Self-describing JSON¶
A self-describing payload is one that names its own schema. didactic
uses content-addressed URIs of the form
didactic://v1/<structural-fingerprint>; a consumer that knows the
URI can look up the Theory and validate the payload without prior
knowledge of the producing class.
schema_uri¶
didactic.api.schema_uri returns the canonical URI for a Model class:
import didactic.api as dx
class User(dx.Model):
id: str
email: str
dx.schema_uri(User)
# 'didactic://v1/06ac976d...e8e780c3d76bf3bec5f81ab3591aadfacb'
The suffix is the structural fingerprint: two structurally identical Models share a URI regardless of class name.
embed_schema_uri¶
Wrap a Model dump with the $schema URI:
u = User(id="u1", email="ada@example.org")

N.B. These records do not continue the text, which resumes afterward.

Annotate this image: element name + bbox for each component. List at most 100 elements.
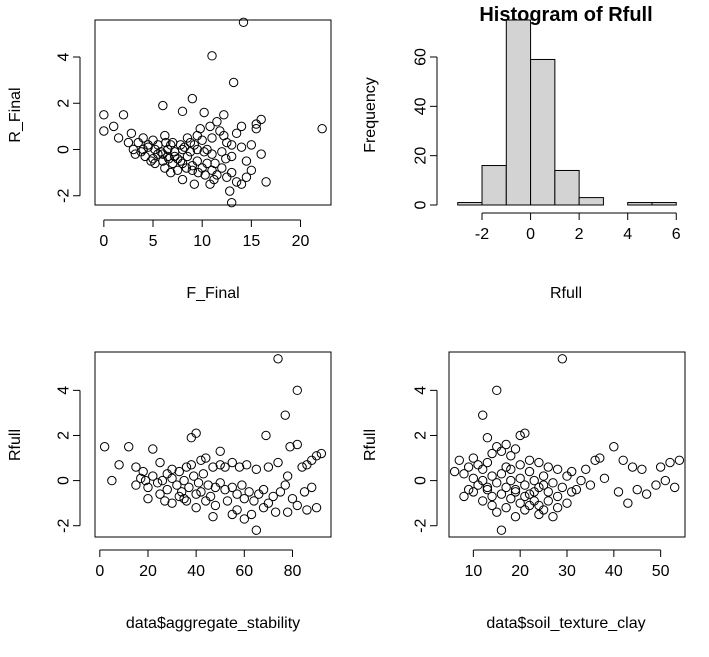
data-point xyxy=(581,464,591,475)
data-point xyxy=(187,165,198,176)
data-point xyxy=(241,156,252,166)
data-point xyxy=(627,462,638,472)
data-point xyxy=(463,484,474,495)
data-point xyxy=(487,471,497,481)
data-point xyxy=(562,498,572,508)
data-point xyxy=(226,197,237,208)
data-point xyxy=(222,496,233,506)
data-point xyxy=(501,462,511,472)
data-point xyxy=(566,466,577,477)
data-point xyxy=(595,453,605,463)
data-point xyxy=(268,491,278,502)
data-point xyxy=(114,460,124,470)
data-point xyxy=(576,475,586,486)
data-point xyxy=(520,505,530,515)
data-point xyxy=(463,462,474,472)
y-tick-label: 0 xyxy=(413,200,430,209)
data-point xyxy=(152,478,163,488)
data-point xyxy=(160,130,170,141)
data-point xyxy=(468,473,479,484)
data-point xyxy=(669,482,680,493)
data-point xyxy=(99,442,110,452)
data-point xyxy=(270,507,281,517)
data-point xyxy=(215,460,225,470)
x-tick-label: 10 xyxy=(464,563,482,580)
data-point xyxy=(187,93,198,104)
data-point xyxy=(515,498,525,508)
x-tick-label: 0 xyxy=(99,233,108,250)
data-point xyxy=(242,460,252,470)
data-point xyxy=(207,149,217,159)
data-point xyxy=(143,140,153,150)
data-point xyxy=(160,496,170,506)
data-point xyxy=(160,163,170,173)
data-point xyxy=(167,498,177,508)
data-point xyxy=(482,433,493,443)
data-point xyxy=(174,491,184,502)
data-point xyxy=(181,496,192,506)
data-point xyxy=(449,466,460,477)
scatter-rfull-vs-soil-texture-clay: data$soil_texture_clay Rfull 10 20 30 40 50-… xyxy=(362,351,686,632)
data-point xyxy=(196,455,206,465)
histogram-bar xyxy=(627,202,653,206)
histogram-bar xyxy=(505,19,532,206)
data-point xyxy=(548,511,558,522)
data-point xyxy=(282,471,293,481)
data-point xyxy=(131,462,141,472)
data-point xyxy=(131,480,141,490)
x-axis-title: data$aggregate_stability xyxy=(126,615,300,632)
x-tick-label: 10 xyxy=(193,233,211,250)
data-point xyxy=(236,142,247,152)
y-tick-label: 4 xyxy=(56,386,73,395)
data-point xyxy=(197,135,207,145)
data-point xyxy=(212,170,222,180)
x-tick-label: -2 xyxy=(475,226,489,243)
data-point xyxy=(524,489,535,499)
data-point xyxy=(496,489,507,499)
data-point xyxy=(236,121,247,132)
data-point xyxy=(256,114,266,125)
x-tick-label: 80 xyxy=(284,563,302,580)
data-point xyxy=(167,464,177,475)
data-point xyxy=(524,500,535,511)
histogram-bar xyxy=(651,202,677,206)
data-point xyxy=(189,471,199,481)
data-point xyxy=(292,439,302,450)
data-point xyxy=(660,475,671,486)
y-axis-title: Frequency xyxy=(362,77,379,153)
x-axis-title: data$soil_texture_clay xyxy=(486,615,645,632)
data-point xyxy=(562,471,572,481)
y-tick-label: -2 xyxy=(413,519,430,533)
data-point xyxy=(473,460,483,470)
data-point xyxy=(217,147,227,157)
data-point xyxy=(228,77,239,88)
data-point xyxy=(566,487,577,497)
data-point xyxy=(618,455,628,465)
data-point xyxy=(189,140,200,150)
data-point xyxy=(548,478,558,488)
data-point xyxy=(285,442,295,452)
data-point xyxy=(172,480,182,490)
data-point xyxy=(254,489,264,499)
data-point xyxy=(219,110,229,120)
y-tick-label: 0 xyxy=(413,476,430,485)
data-point xyxy=(161,137,171,148)
data-point xyxy=(287,493,298,504)
data-point xyxy=(251,464,262,475)
data-point xyxy=(515,460,525,470)
data-point xyxy=(196,487,206,497)
data-point xyxy=(506,475,516,486)
data-point xyxy=(280,480,290,490)
data-point xyxy=(232,505,242,515)
data-point xyxy=(478,496,488,506)
data-point xyxy=(538,505,549,515)
data-point xyxy=(143,482,153,493)
data-point xyxy=(261,430,271,441)
x-tick-label: 5 xyxy=(149,233,158,250)
data-point xyxy=(179,142,190,152)
histogram-bar xyxy=(554,169,580,206)
data-point xyxy=(175,156,186,166)
data-point xyxy=(256,149,266,159)
x-axis-title: F_Final xyxy=(186,285,239,302)
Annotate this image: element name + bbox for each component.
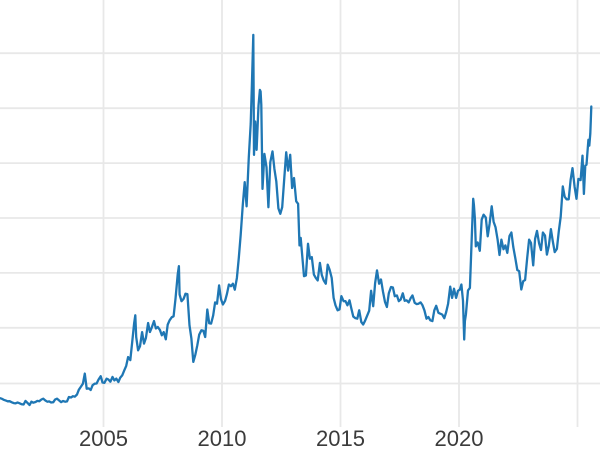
- price-line: [0, 33, 593, 407]
- x-tick-label: 2020: [435, 426, 484, 450]
- horizontal-gridlines: [0, 52, 600, 385]
- price-series-line: [0, 33, 593, 407]
- x-tick-label: 2015: [316, 426, 365, 450]
- x-axis-tick-labels: 2005 2010 2015 2020: [79, 426, 483, 450]
- x-tick-label: 2010: [198, 426, 247, 450]
- vertical-gridlines-and-ticks: [102, 0, 579, 427]
- x-tick-label: 2005: [79, 426, 128, 450]
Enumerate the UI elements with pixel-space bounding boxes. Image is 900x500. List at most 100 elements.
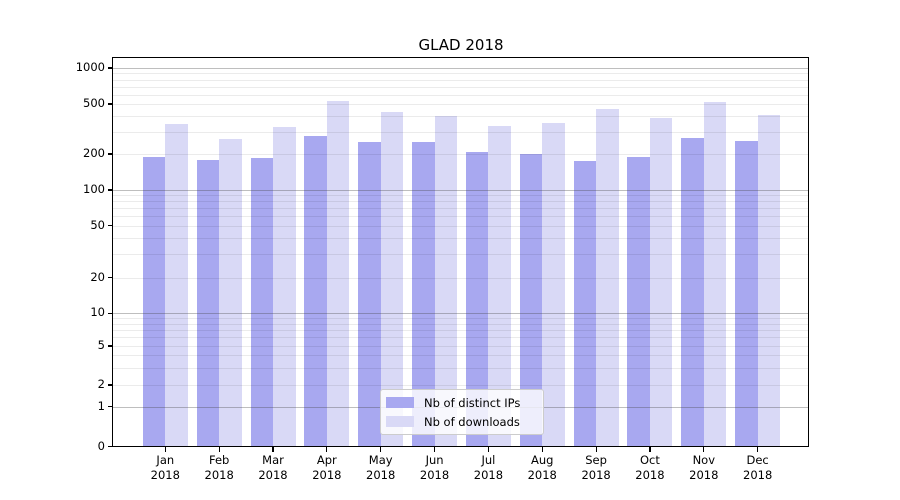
x-tick-year: 2018 bbox=[689, 467, 719, 482]
x-tick-month: Oct bbox=[639, 452, 660, 467]
x-tick-month: Jul bbox=[481, 452, 496, 467]
legend-swatch-distinct-ips bbox=[386, 396, 414, 409]
bar-nb-of-distinct-ips-feb bbox=[196, 160, 220, 447]
bar-nb-of-downloads-may bbox=[380, 112, 404, 447]
y-tick-label: 5 bbox=[97, 338, 105, 352]
bar-nb-of-downloads-jul bbox=[488, 125, 511, 447]
x-tick-label: Mar 2018 bbox=[245, 453, 301, 483]
y-tick-mark bbox=[107, 103, 113, 105]
x-tick-year: 2018 bbox=[635, 467, 665, 482]
bar-nb-of-distinct-ips-jan bbox=[142, 156, 166, 447]
y-tick-label: 1 bbox=[97, 398, 105, 413]
bar-nb-of-distinct-ips-oct bbox=[627, 156, 650, 447]
y-tick-mark bbox=[107, 153, 113, 155]
x-tick-month: Mar bbox=[262, 452, 284, 467]
legend-swatch-downloads bbox=[386, 415, 414, 428]
x-tick-month: Sep bbox=[585, 452, 607, 467]
legend-label-downloads: Nb of downloads bbox=[424, 414, 520, 429]
x-tick-month: Apr bbox=[316, 452, 337, 467]
x-tick-label: Feb 2018 bbox=[191, 453, 247, 483]
x-tick-label: Aug 2018 bbox=[514, 453, 570, 483]
y-tick-mark bbox=[107, 224, 113, 227]
y-tick-mark bbox=[107, 312, 113, 314]
legend: Nb of distinct IPs Nb of downloads bbox=[380, 389, 544, 435]
x-tick-label: Nov 2018 bbox=[676, 453, 732, 483]
bar-nb-of-downloads-oct bbox=[649, 117, 673, 447]
bar-nb-of-downloads-feb bbox=[219, 138, 242, 447]
y-tick-label: 200 bbox=[83, 146, 105, 160]
bar-nb-of-distinct-ips-jun bbox=[412, 141, 435, 447]
y-tick-mark bbox=[107, 189, 113, 191]
bar-nb-of-distinct-ips-apr bbox=[304, 135, 327, 447]
x-tick-mark bbox=[649, 446, 651, 452]
x-tick-label: Oct 2018 bbox=[622, 453, 678, 483]
x-tick-year: 2018 bbox=[419, 467, 450, 482]
bars-layer bbox=[113, 58, 809, 447]
x-tick-label: Jun 2018 bbox=[407, 453, 463, 483]
x-tick-mark bbox=[703, 446, 705, 452]
x-tick-mark bbox=[541, 446, 543, 452]
y-tick-label: 1000 bbox=[75, 60, 105, 74]
bar-nb-of-downloads-sep bbox=[596, 108, 619, 447]
x-tick-mark bbox=[272, 446, 274, 452]
x-tick-month: Jun bbox=[425, 452, 444, 467]
x-tick-label: Apr 2018 bbox=[299, 453, 355, 483]
x-tick-year: 2018 bbox=[743, 467, 773, 482]
bar-nb-of-distinct-ips-sep bbox=[573, 160, 597, 447]
x-tick-year: 2018 bbox=[581, 467, 611, 482]
x-tick-month: Jan bbox=[156, 452, 175, 467]
y-tick-mark bbox=[107, 67, 113, 69]
x-tick-mark bbox=[218, 446, 220, 452]
x-tick-month: Nov bbox=[692, 452, 716, 467]
y-tick-label: 100 bbox=[83, 182, 105, 196]
x-tick-month: Aug bbox=[531, 452, 554, 467]
legend-item-downloads: Nb of downloads bbox=[386, 415, 543, 429]
y-tick-mark bbox=[107, 406, 113, 408]
y-tick-label: 50 bbox=[90, 217, 105, 232]
bar-nb-of-downloads-nov bbox=[703, 101, 727, 447]
bar-nb-of-downloads-aug bbox=[542, 122, 565, 447]
x-tick-label: May 2018 bbox=[353, 453, 409, 483]
y-tick-label: 10 bbox=[90, 305, 105, 320]
x-tick-year: 2018 bbox=[473, 467, 504, 482]
bar-nb-of-distinct-ips-mar bbox=[250, 158, 273, 447]
bar-nb-of-distinct-ips-dec bbox=[735, 140, 758, 447]
bar-nb-of-downloads-jan bbox=[165, 123, 188, 447]
x-tick-label: Jan 2018 bbox=[137, 453, 193, 483]
x-tick-mark bbox=[757, 446, 759, 452]
x-tick-month: May bbox=[368, 452, 393, 467]
y-tick-mark bbox=[107, 445, 113, 448]
bar-nb-of-distinct-ips-jul bbox=[465, 151, 489, 447]
bar-nb-of-distinct-ips-may bbox=[358, 142, 381, 447]
x-tick-label: Dec 2018 bbox=[730, 453, 786, 483]
x-tick-year: 2018 bbox=[258, 467, 288, 482]
x-tick-label: Sep 2018 bbox=[568, 453, 624, 483]
x-tick-label: Jul 2018 bbox=[460, 453, 516, 483]
x-tick-month: Dec bbox=[746, 452, 769, 467]
y-tick-label: 500 bbox=[83, 96, 105, 110]
x-tick-mark bbox=[595, 446, 597, 452]
bar-nb-of-downloads-mar bbox=[273, 126, 296, 447]
bar-nb-of-downloads-dec bbox=[757, 114, 781, 447]
y-tick-mark bbox=[107, 276, 113, 279]
x-tick-mark bbox=[487, 446, 489, 452]
x-tick-mark bbox=[380, 446, 382, 452]
y-tick-label: 2 bbox=[97, 377, 105, 391]
x-tick-year: 2018 bbox=[204, 467, 234, 482]
y-tick-mark bbox=[107, 384, 113, 386]
bar-nb-of-downloads-jun bbox=[434, 116, 458, 447]
y-tick-label: 0 bbox=[97, 438, 105, 453]
bar-nb-of-distinct-ips-aug bbox=[519, 154, 543, 447]
x-tick-mark bbox=[326, 446, 328, 452]
legend-label-distinct-ips: Nb of distinct IPs bbox=[424, 395, 521, 410]
x-tick-mark bbox=[164, 446, 166, 452]
plot-area-border bbox=[112, 57, 809, 447]
bar-nb-of-distinct-ips-nov bbox=[681, 138, 704, 447]
x-tick-year: 2018 bbox=[527, 467, 557, 482]
legend-item-distinct-ips: Nb of distinct IPs bbox=[386, 396, 543, 410]
x-tick-year: 2018 bbox=[366, 467, 396, 482]
bar-nb-of-downloads-apr bbox=[326, 101, 350, 447]
x-tick-year: 2018 bbox=[150, 467, 180, 482]
y-tick-label: 20 bbox=[90, 269, 105, 284]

payload = dx.embed_schema_uri(u)
# {
# '$schema': 'didactic://v1/06ac...',
# 'id': 'u1',
# 'email': 'ada@example.org',
# }
The $schema key is the first key in the resulting dict, which lets
JSON parsers that stream key-by-key dispatch on the schema before
processing the body.
FingerprintRegistry¶
didactic.api.FingerprintRegistry is the lookup side: register every Model your application understands, then the registry resolves a URI back to a class.
reg = dx.FingerprintRegistry()
reg.register(User)
dx.validate_with_uri_lookup(payload, reg)
# User(id='u1', email='ada@example.org')
validate_with_uri_lookup raises KeyError if the payload has no
$schema key, and LookupError if the URI is not registered.
When to use this¶
The pattern is suited to:
- Event buses where each message carries its own schema id.
- Long-term storage where readers may post-date writers.
- Federated deployments where different services know different Models, but agree on URIs through a registry.
For request/response APIs where the consumer already knows the
expected shape, regular JSON without the $schema field is enough.